It was like a thunder-stroke.—I instantly slipped my hand into my pocket, and hastily gave her three from a five-shilling piece.
‘Thanks, my bonny one,’ said the woman, and setting up a shout of contemptuous laughter she bounded down Caroline-street towards Russell-street, singing, or rather yelling a wild air.
Ellis did not speak during this scene—he pressed my arm tightly, and we quickened our pace. We said nothing to each other till we turned into Bedford-street, and the lights and passengers of Tottenham-court-road re-assured us.
‘What do you think of that?’ said Ellis to me.
‘Seeing is believing,’ was my reply.
I have never passed that dark corner of Bedford-square in the evening since.
REMARKABLE FULFILMENT OF A PREDICTION.
A certain German author relates the following:
In my younger days, there was a dinner given in the Florenburg Westphalen, where I was born, on the occasion of a baptism to which a clergyman was invited. During dinner, the conversation turned upon the gravedigger of the place, who was well known on account of his second-sight; for, as often as he saw a corpse, he was always telling that there would be a funeral from such and such a house. Now, as the event invariably took place, the inhabitants of the house he indicated were placed by the man’s tale in the greatest anxiety.

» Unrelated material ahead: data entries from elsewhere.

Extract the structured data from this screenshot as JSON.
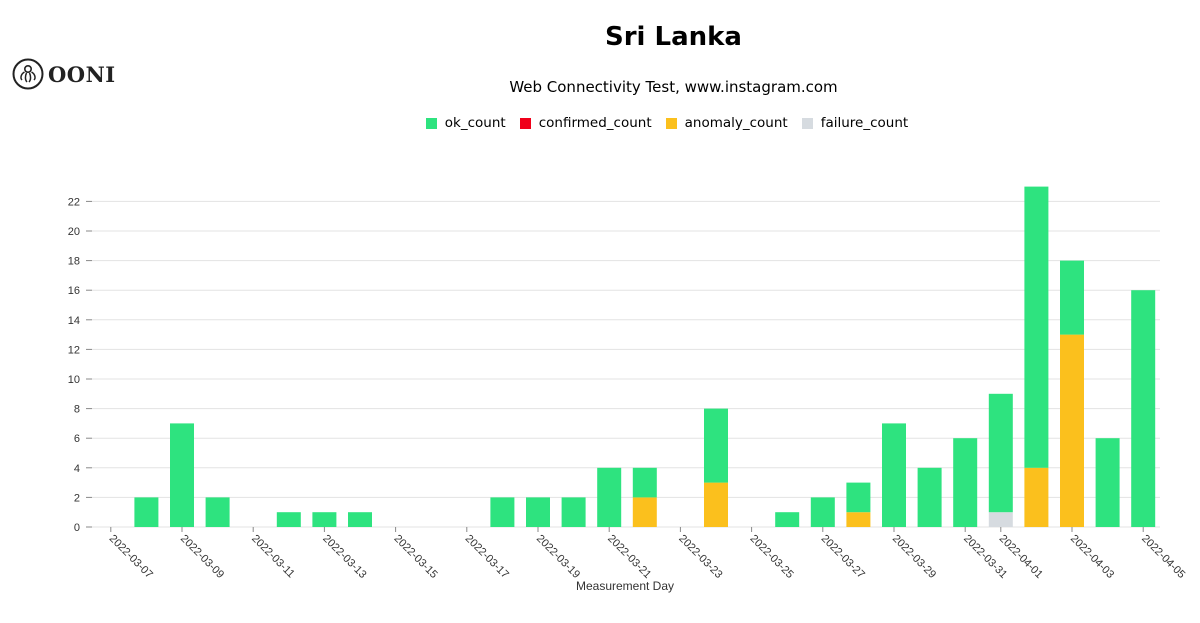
{
  "logo": {
    "text": "OONI"
  },
  "title": "Sri Lanka",
  "subtitle": "Web Connectivity Test, www.instagram.com",
  "colors": {
    "ok_count": "#2ee37f",
    "confirmed_count": "#f0001a",
    "anomaly_count": "#fbc01d",
    "failure_count": "#d6dbe0"
  },
  "legend": [
    {
      "key": "ok_count",
      "label": "ok_count"
    },
    {
      "key": "confirmed_count",
      "label": "confirmed_count"
    },
    {
      "key": "anomaly_count",
      "label": "anomaly_count"
    },
    {
      "key": "failure_count",
      "label": "failure_count"
    }
  ],
  "chart_data": {
    "type": "bar",
    "stacked": true,
    "xlabel": "Measurement Day",
    "ylabel": "",
    "ylim": [
      0,
      23
    ],
    "yticks": [
      0,
      2,
      4,
      6,
      8,
      10,
      12,
      14,
      16,
      18,
      20,
      22
    ],
    "grid": true,
    "legend_position": "top",
    "categories": [
      "2022-03-07",
      "2022-03-08",
      "2022-03-09",
      "2022-03-10",
      "2022-03-11",
      "2022-03-12",
      "2022-03-13",
      "2022-03-14",
      "2022-03-15",
      "2022-03-16",
      "2022-03-17",
      "2022-03-18",
      "2022-03-19",
      "2022-03-20",
      "2022-03-21",
      "2022-03-22",
      "2022-03-23",
      "2022-03-24",
      "2022-03-25",
      "2022-03-26",
      "2022-03-27",
      "2022-03-28",
      "2022-03-29",
      "2022-03-30",
      "2022-03-31",
      "2022-04-01",
      "2022-04-02",
      "2022-04-03",
      "2022-04-04",
      "2022-04-05"
    ],
    "tick_labels": [
      "2022-03-07",
      "2022-03-09",
      "2022-03-11",
      "2022-03-13",
      "2022-03-15",
      "2022-03-17",
      "2022-03-19",
      "2022-03-21",
      "2022-03-23",
      "2022-03-25",
      "2022-03-27",
      "2022-03-29",
      "2022-03-31",
      "2022-04-01",
      "2022-04-03",
      "2022-04-05"
    ],
    "series": [
      {
        "name": "failure_count",
        "values": [
          0,
          0,
          0,
          0,
          0,
          0,
          0,
          0,
          0,
          0,
          0,
          0,
          0,
          0,
          0,
          0,
          0,
          0,
          0,
          0,
          0,
          0,
          0,
          0,
          0,
          1,
          0,
          0,
          0,
          0
        ]
      },
      {
        "name": "anomaly_count",
        "values": [
          0,
          0,
          0,
          0,
          0,
          0,
          0,
          0,
          0,
          0,
          0,
          0,
          0,
          0,
          0,
          2,
          0,
          3,
          0,
          0,
          0,
          1,
          0,
          0,
          0,
          0,
          4,
          13,
          0,
          0
        ]
      },
      {
        "name": "confirmed_count",
        "values": [
          0,
          0,
          0,
          0,
          0,
          0,
          0,
          0,
          0,
          0,
          0,
          0,
          0,
          0,
          0,
          0,
          0,
          0,
          0,
          0,
          0,
          0,
          0,
          0,
          0,
          0,
          0,
          0,
          0,
          0
        ]
      },
      {
        "name": "ok_count",
        "values": [
          0,
          2,
          7,
          2,
          0,
          1,
          1,
          1,
          0,
          0,
          0,
          2,
          2,
          2,
          4,
          2,
          0,
          5,
          0,
          1,
          2,
          2,
          7,
          4,
          6,
          8,
          19,
          5,
          6,
          16
        ]
      }
    ]
  }
}
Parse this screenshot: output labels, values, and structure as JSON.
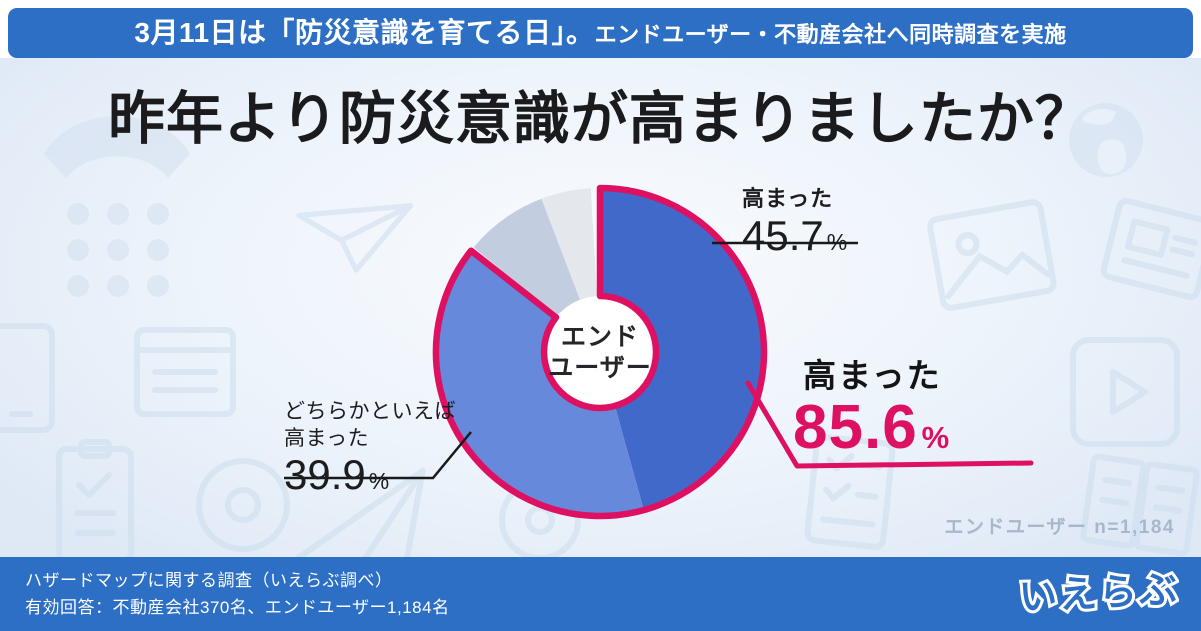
{
  "banner": {
    "text_main": "3月11日は「防災意識を育てる日」。",
    "text_sub": "エンドユーザー・不動産会社へ同時調査を実施"
  },
  "title": "昨年より防災意識が高まりましたか？",
  "chart_data": {
    "type": "pie",
    "donut": true,
    "title": "昨年より防災意識が高まりましたか？",
    "population": "エンドユーザー",
    "n": "1,184",
    "start_angle_deg": 0,
    "direction": "clockwise",
    "segments": [
      {
        "label": "高まった",
        "value": 45.7,
        "color": "#4169c9"
      },
      {
        "label": "どちらかといえば高まった",
        "value": 39.9,
        "color": "#6789db"
      },
      {
        "label": "",
        "value": 8.6,
        "color": "#c2cde0",
        "estimated": true
      },
      {
        "label": "",
        "value": 5.8,
        "color": "#e4e7ec",
        "estimated": true
      }
    ],
    "highlight": {
      "label": "高まった",
      "value": 85.6,
      "includes": [
        "高まった",
        "どちらかといえば高まった"
      ],
      "color": "#de1061"
    },
    "center_label": "エンドユーザー",
    "note": "エンドユーザー  n=1,184"
  },
  "labels": {
    "seg1": {
      "name": "高まった",
      "value": "45.7",
      "unit": "%"
    },
    "seg2": {
      "name_line1": "どちらかといえば",
      "name_line2": "高まった",
      "value": "39.9",
      "unit": "%"
    },
    "highlight": {
      "name": "高まった",
      "value": "85.6",
      "unit": "%"
    },
    "center_line1": "エンド",
    "center_line2": "ユーザー",
    "sample_note": "エンドユーザー  n=1,184"
  },
  "footer": {
    "line1": "ハザードマップに関する調査（いえらぶ調べ）",
    "line2": "有効回答：不動産会社370名、エンドユーザー1,184名",
    "logo_text": "いえらぶ"
  },
  "colors": {
    "banner_bg": "#2d6fc5",
    "footer_bg": "#2d6fc5",
    "accent_pink": "#de1061",
    "seg_dark_blue": "#4169c9",
    "seg_mid_blue": "#6789db",
    "seg_gray_blue": "#c2cde0",
    "seg_light_gray": "#e4e7ec",
    "note_text": "#a7b8cc",
    "bg_light": "#e3edf8"
  },
  "background_icons": [
    "phone",
    "globe",
    "document",
    "photo",
    "paper-plane",
    "paper-plane-small",
    "tablet",
    "browser-window",
    "clipboard",
    "aperture",
    "play-video",
    "book",
    "disc",
    "checklist"
  ]
}
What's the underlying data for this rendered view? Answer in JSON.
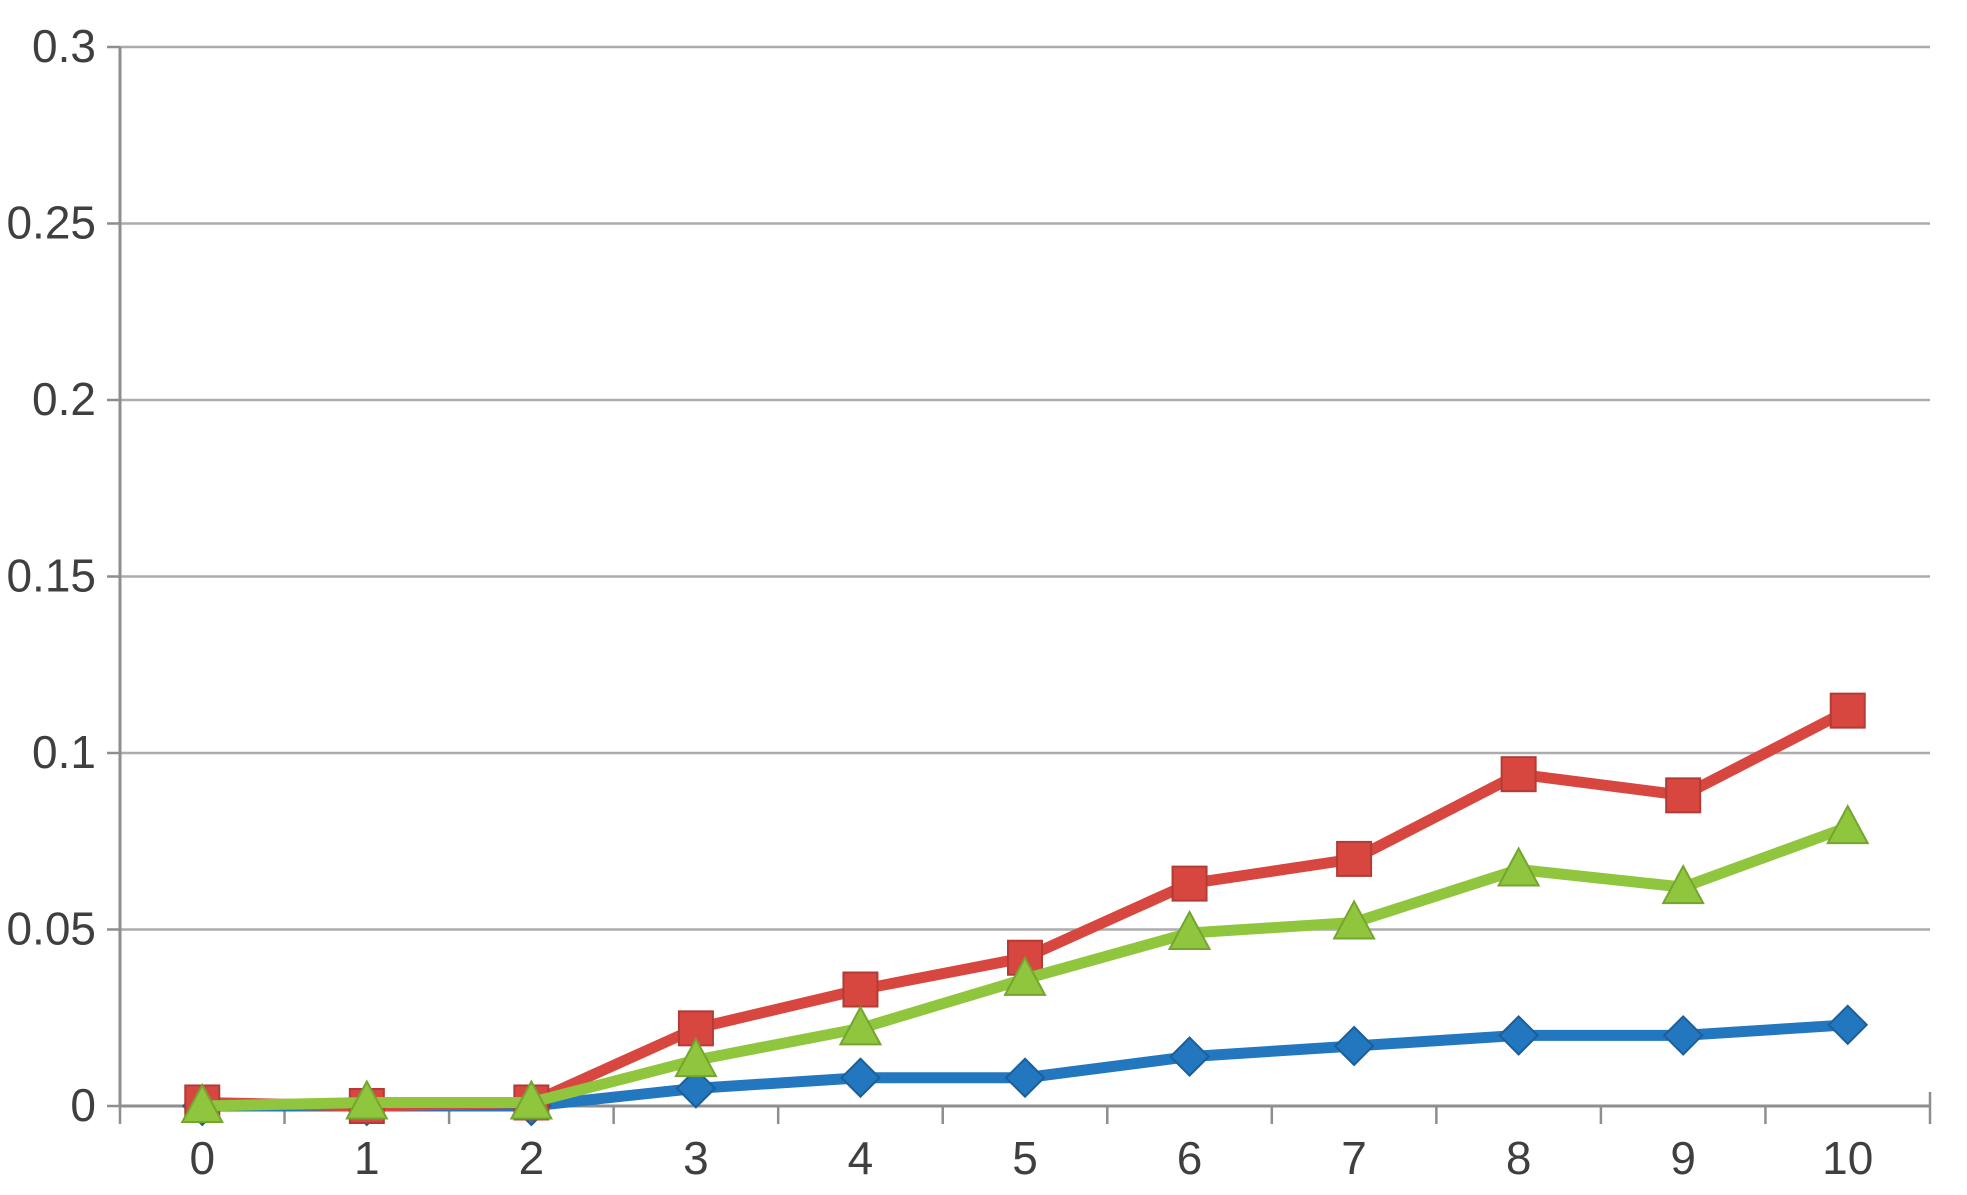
{
  "chart_data": {
    "type": "line",
    "title": "",
    "xlabel": "",
    "ylabel": "",
    "x": [
      0,
      1,
      2,
      3,
      4,
      5,
      6,
      7,
      8,
      9,
      10
    ],
    "x_tick_labels": [
      "0",
      "1",
      "2",
      "3",
      "4",
      "5",
      "6",
      "7",
      "8",
      "9",
      "10"
    ],
    "ylim": [
      0,
      0.3
    ],
    "ytick_interval": 0.05,
    "yticks": [
      0,
      0.05,
      0.1,
      0.15,
      0.2,
      0.25,
      0.3
    ],
    "ytick_labels": [
      "0",
      "0.05",
      "0.1",
      "0.15",
      "0.2",
      "0.25",
      "0.3"
    ],
    "grid": true,
    "legend_position": "none",
    "series": [
      {
        "name": "blue-diamond-series",
        "marker": "diamond",
        "color": "#2377BE",
        "edge_color": "#1A5F99",
        "values": [
          0.0,
          0.0,
          0.0,
          0.005,
          0.008,
          0.008,
          0.014,
          0.017,
          0.02,
          0.02,
          0.023
        ]
      },
      {
        "name": "red-square-series",
        "marker": "square",
        "color": "#D8473F",
        "edge_color": "#B23B35",
        "values": [
          0.001,
          0.0,
          0.001,
          0.022,
          0.033,
          0.042,
          0.063,
          0.07,
          0.094,
          0.088,
          0.112
        ]
      },
      {
        "name": "green-triangle-series",
        "marker": "triangle",
        "color": "#8FC63E",
        "edge_color": "#74A52F",
        "values": [
          0.0,
          0.001,
          0.001,
          0.013,
          0.022,
          0.036,
          0.049,
          0.052,
          0.067,
          0.062,
          0.079
        ]
      }
    ]
  },
  "style": {
    "background": "#FFFFFF",
    "grid_color": "#ACACAC",
    "axis_color": "#8E8E8E",
    "label_color": "#3F3F3F"
  }
}
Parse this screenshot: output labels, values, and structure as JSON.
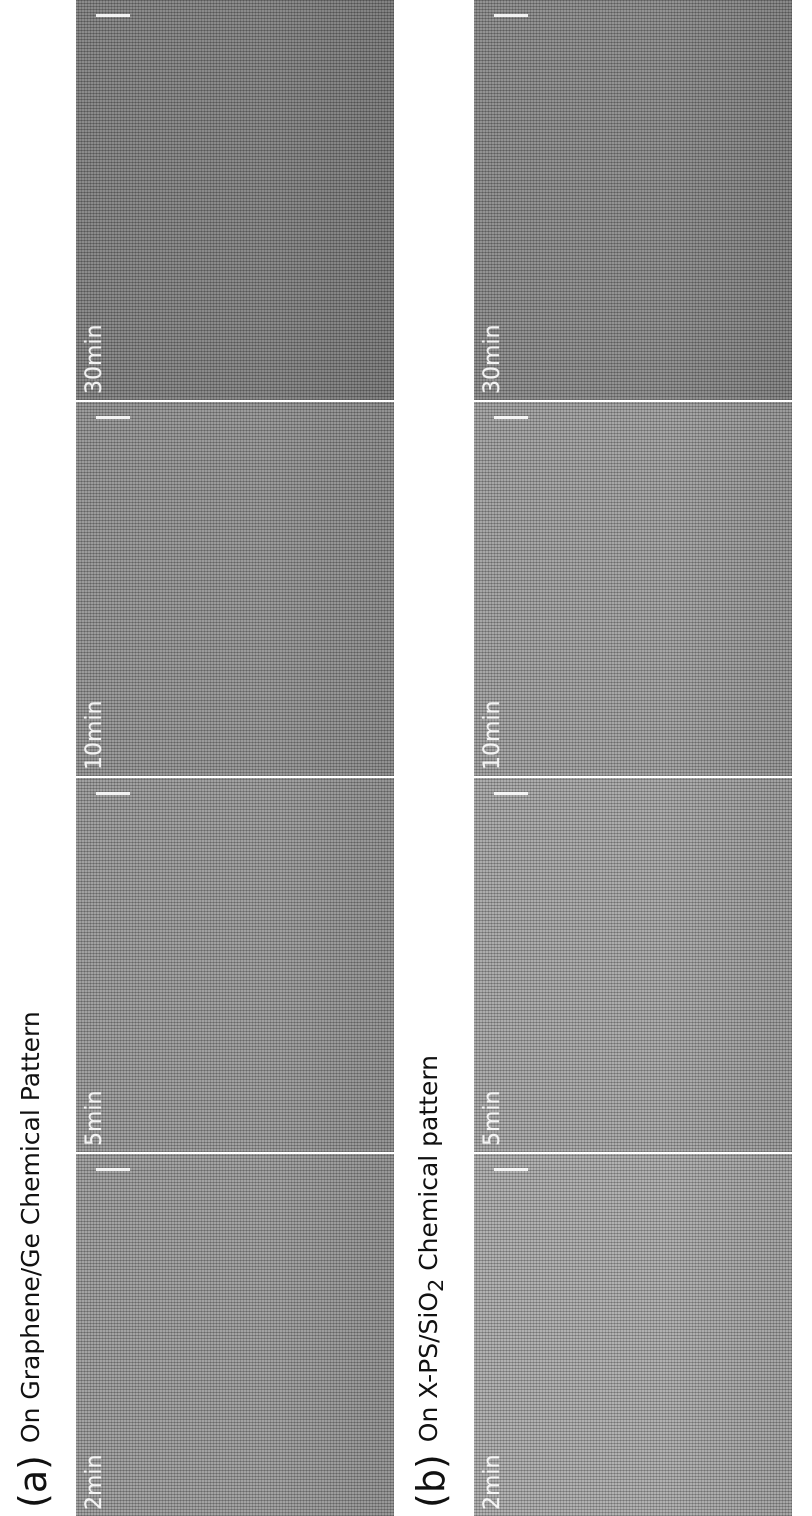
{
  "panels": [
    {
      "letter": "(a)",
      "title_main": "On Graphene/Ge Chemical Pattern",
      "title_sub": "",
      "title_tail": "",
      "tiles": [
        {
          "time": "2min",
          "tone": "#9a9a9a"
        },
        {
          "time": "5min",
          "tone": "#989898"
        },
        {
          "time": "10min",
          "tone": "#929292"
        },
        {
          "time": "30min",
          "tone": "#808080"
        }
      ]
    },
    {
      "letter": "(b)",
      "title_main": "On X-PS/SiO",
      "title_sub": "2",
      "title_tail": " Chemical pattern",
      "tiles": [
        {
          "time": "2min",
          "tone": "#aaaaaa"
        },
        {
          "time": "5min",
          "tone": "#a4a4a4"
        },
        {
          "time": "10min",
          "tone": "#9e9e9e"
        },
        {
          "time": "30min",
          "tone": "#888888"
        }
      ]
    }
  ]
}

This man’s prophecying was an abomination to the clergyman. He therefore forbade him, but all to no purpose; for the poor dolt, although he was a drunkard, and a man of low and vulgar sentiments, believed firmly that it was a prophetic gift of God, and that he must make it known, in order that the people might still repent. At length the clergyman gave him notice that, if he announced one funeral more, he should be deprived of his place, and expelled from the village. This availed—the gravedigger was silent from that time forward. Half a year afterward, in the autumn of 1745, the gravedigger came to the clergyman, and said to him: ‘Sir, you have forbidden me to announce any more funerals, and I have not done so since, nor will I do it any more; but I must tell you something that is particularly remarkable, that you may see that my second sight is really true. In a few weeks a corpse will be brought up the meadow, which will be drawn on a sledge by an ox.’ The clergyman seemingly paid no attention to this, but listened to it with indifference, and replied: ‘Only go about your business, and leave off such superstitious follies. It is sinful to have anything to do with them.’